24 This approach was essentially adopted by Hodgson CJ in Permanent Trustee Australia Ltd v FAI General Insurance Co Ltd (unreported, Supreme Court of New South Wales, Hodgson CJ, 3 June 1998), where, after discussing the competing considerations of encouraging selectivity of issues and not penalising a party for supporting their case in every reasonable way, his Honour stated at 13:
Apart from that consideration, in general terms I accept that if an issue is raised reasonably and is not disproportionate to the whole case, then normally the successful party should get his or her costs. However, particularly in relation to severable issues, the lesser the strength of the point raised and the greater the proportion it bears to the whole case, the more likely it is that the successful party may be deprived of costs; and if the Court comes to the view that it was unreasonable to raise the issue, then the successful party may have to pay the costs of that issue.
See also Razzi 30 FCR 64; and Jamal v Secretary, Department of Health (1988) 14 NSWLR 252 at 271-272 per Mahoney JA.
25 I should interpolate that there may not need to be the ability to precisely identify separate costs in respect of particular issues. As Campbell J said in Roberts v Rodier [2006] NSWSC 1084 at [33]:
… I do not accept that the appropriate way of exercising the costs discretion is limited to the identification of separate costs of particular issues. It could sometimes be within the scope of a proper exercise of discretion, where the costs of certain evidence was relevant to issues on which a plaintiff succeeded and also to issues on which the plaintiff failed, to decide to allow the plaintiff a proportion only of those costs.
26 Whilst the cases referred to above throw light on the relevant principles to be applied in the exercise of the discretion, their application to the facts of a particular case is sometimes difficult when competing considerations apply.

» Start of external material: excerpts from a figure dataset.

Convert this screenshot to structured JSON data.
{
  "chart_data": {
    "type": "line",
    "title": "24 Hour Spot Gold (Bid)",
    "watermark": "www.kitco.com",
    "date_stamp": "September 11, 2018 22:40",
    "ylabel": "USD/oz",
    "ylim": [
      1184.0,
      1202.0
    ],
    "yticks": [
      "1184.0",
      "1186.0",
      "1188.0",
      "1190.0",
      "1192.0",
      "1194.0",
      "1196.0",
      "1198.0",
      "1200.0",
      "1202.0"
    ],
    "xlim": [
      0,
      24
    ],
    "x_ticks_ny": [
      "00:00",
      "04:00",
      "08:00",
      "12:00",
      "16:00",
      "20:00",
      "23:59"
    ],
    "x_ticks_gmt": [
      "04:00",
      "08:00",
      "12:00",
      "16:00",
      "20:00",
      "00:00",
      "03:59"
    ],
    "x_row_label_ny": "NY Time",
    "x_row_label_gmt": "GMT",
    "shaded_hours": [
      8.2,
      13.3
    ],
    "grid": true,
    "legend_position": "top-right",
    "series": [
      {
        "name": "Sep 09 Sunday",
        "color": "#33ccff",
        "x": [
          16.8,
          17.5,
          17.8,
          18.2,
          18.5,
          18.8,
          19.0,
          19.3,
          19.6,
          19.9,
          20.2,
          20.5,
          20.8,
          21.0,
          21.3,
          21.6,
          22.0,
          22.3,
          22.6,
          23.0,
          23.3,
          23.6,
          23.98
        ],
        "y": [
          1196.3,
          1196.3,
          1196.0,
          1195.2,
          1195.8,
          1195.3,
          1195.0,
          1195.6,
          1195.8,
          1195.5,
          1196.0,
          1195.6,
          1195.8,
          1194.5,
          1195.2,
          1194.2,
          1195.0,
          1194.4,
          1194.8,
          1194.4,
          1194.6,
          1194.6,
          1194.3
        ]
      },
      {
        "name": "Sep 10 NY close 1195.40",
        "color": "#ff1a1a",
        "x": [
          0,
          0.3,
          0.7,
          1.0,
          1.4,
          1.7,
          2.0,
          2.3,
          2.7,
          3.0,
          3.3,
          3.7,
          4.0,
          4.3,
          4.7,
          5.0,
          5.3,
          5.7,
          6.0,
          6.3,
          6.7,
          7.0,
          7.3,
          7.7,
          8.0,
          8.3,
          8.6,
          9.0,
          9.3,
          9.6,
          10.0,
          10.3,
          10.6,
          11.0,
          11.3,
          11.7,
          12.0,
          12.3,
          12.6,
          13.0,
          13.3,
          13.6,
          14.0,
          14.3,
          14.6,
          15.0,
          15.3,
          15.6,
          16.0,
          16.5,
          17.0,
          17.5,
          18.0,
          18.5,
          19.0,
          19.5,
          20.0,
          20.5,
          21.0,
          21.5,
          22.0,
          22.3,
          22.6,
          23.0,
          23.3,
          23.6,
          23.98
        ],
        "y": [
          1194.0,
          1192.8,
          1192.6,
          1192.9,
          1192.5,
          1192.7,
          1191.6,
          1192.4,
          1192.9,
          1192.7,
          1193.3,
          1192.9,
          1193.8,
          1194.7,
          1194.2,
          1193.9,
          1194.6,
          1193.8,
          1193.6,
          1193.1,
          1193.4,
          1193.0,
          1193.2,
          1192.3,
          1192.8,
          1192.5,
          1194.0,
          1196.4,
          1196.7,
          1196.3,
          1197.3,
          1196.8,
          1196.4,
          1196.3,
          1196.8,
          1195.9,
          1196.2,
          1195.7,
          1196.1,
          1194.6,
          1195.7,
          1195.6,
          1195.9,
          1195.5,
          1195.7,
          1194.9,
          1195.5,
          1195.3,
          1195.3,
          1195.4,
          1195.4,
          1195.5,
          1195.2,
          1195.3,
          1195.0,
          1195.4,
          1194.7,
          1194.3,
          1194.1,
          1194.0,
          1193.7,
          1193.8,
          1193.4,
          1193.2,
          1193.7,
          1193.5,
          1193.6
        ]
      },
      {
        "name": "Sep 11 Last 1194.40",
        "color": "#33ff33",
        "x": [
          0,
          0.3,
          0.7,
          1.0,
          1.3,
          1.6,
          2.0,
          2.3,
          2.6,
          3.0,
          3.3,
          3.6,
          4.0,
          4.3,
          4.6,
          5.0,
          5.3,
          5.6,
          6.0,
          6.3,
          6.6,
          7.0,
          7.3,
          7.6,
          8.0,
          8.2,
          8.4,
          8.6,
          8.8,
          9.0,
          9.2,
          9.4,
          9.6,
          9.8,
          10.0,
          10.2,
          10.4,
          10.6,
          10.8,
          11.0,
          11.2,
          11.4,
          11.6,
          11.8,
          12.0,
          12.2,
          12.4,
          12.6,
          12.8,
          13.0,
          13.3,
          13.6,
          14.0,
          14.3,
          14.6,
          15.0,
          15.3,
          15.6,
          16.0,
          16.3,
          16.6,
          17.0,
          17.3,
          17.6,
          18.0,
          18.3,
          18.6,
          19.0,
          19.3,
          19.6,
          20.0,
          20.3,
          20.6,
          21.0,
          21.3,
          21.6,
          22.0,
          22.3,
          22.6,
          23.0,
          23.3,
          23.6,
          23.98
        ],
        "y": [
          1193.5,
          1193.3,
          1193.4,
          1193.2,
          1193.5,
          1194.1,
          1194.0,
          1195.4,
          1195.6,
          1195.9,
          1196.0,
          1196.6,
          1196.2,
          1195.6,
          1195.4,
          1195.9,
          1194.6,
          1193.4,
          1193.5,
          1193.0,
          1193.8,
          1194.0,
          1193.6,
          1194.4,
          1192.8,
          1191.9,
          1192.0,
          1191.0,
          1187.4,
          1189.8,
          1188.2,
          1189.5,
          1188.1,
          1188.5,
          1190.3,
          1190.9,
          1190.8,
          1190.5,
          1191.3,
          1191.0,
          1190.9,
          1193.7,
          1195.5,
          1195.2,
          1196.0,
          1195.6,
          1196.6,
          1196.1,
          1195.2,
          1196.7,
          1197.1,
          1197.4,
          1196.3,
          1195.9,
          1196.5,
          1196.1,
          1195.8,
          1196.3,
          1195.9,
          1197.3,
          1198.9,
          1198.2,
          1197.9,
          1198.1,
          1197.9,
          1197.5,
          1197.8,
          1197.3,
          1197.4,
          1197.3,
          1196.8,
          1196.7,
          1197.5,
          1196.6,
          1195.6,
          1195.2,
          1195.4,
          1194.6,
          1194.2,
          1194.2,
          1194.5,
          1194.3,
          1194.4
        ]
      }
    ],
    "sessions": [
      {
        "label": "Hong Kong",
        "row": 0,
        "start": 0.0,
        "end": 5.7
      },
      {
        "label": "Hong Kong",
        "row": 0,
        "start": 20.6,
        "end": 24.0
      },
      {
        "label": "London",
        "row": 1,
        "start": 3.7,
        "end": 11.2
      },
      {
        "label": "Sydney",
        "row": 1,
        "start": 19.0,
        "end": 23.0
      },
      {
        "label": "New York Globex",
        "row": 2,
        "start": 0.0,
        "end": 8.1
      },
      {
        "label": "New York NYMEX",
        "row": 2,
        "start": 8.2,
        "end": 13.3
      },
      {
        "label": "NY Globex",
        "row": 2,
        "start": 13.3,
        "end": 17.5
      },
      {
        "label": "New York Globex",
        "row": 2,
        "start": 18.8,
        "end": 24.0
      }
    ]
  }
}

27 As I understand the principles relevant to my task, they can be summarised as follows:
- A successful litigant is ordinarily entitled to its costs even if the losing party had good legal grounds for its position and conducted itself in the litigation reasonably and appropriately;
- The successful litigant will be so entitled to its costs unless some good reason connected to the case is shown to the contrary;
- Without limiting the general discretion available, a good reason to the contrary may arise:
3.1 Where the conduct of the successful litigant in connection with the case was unreasonable or inappropriate;
3.2 Where no such unreasonable or inappropriate conduct of the successful litigant is found, but nevertheless there were clearly distinct and severable issues or inquiries that were lost by the successful litigant;
- If the conduct of a successful litigant was inappropriate or unreasonable in connection with the case, the successful litigant will usually be denied all or part of its costs;
- Where the court is considering the question of costs in respect of a lost distinct or severable issue or inquiry, which can clearly be treated as distinct and severable, then to determine whether the successful party will lose some or all of its costs, it will be necessary to consider and weigh up case management principles, the significance of the issue or inquiry in proportion to the proceeding as a whole, and whether the issue or inquiry had any relative strength or merit;
- The court has the discretion to apportion costs even if it cannot identify separate costs in respect of distinct or severable issues or inquiries on which the successful litigant failed, but the matters on which the party failed must be at least capable of separation from the matters on which the litigant was successful.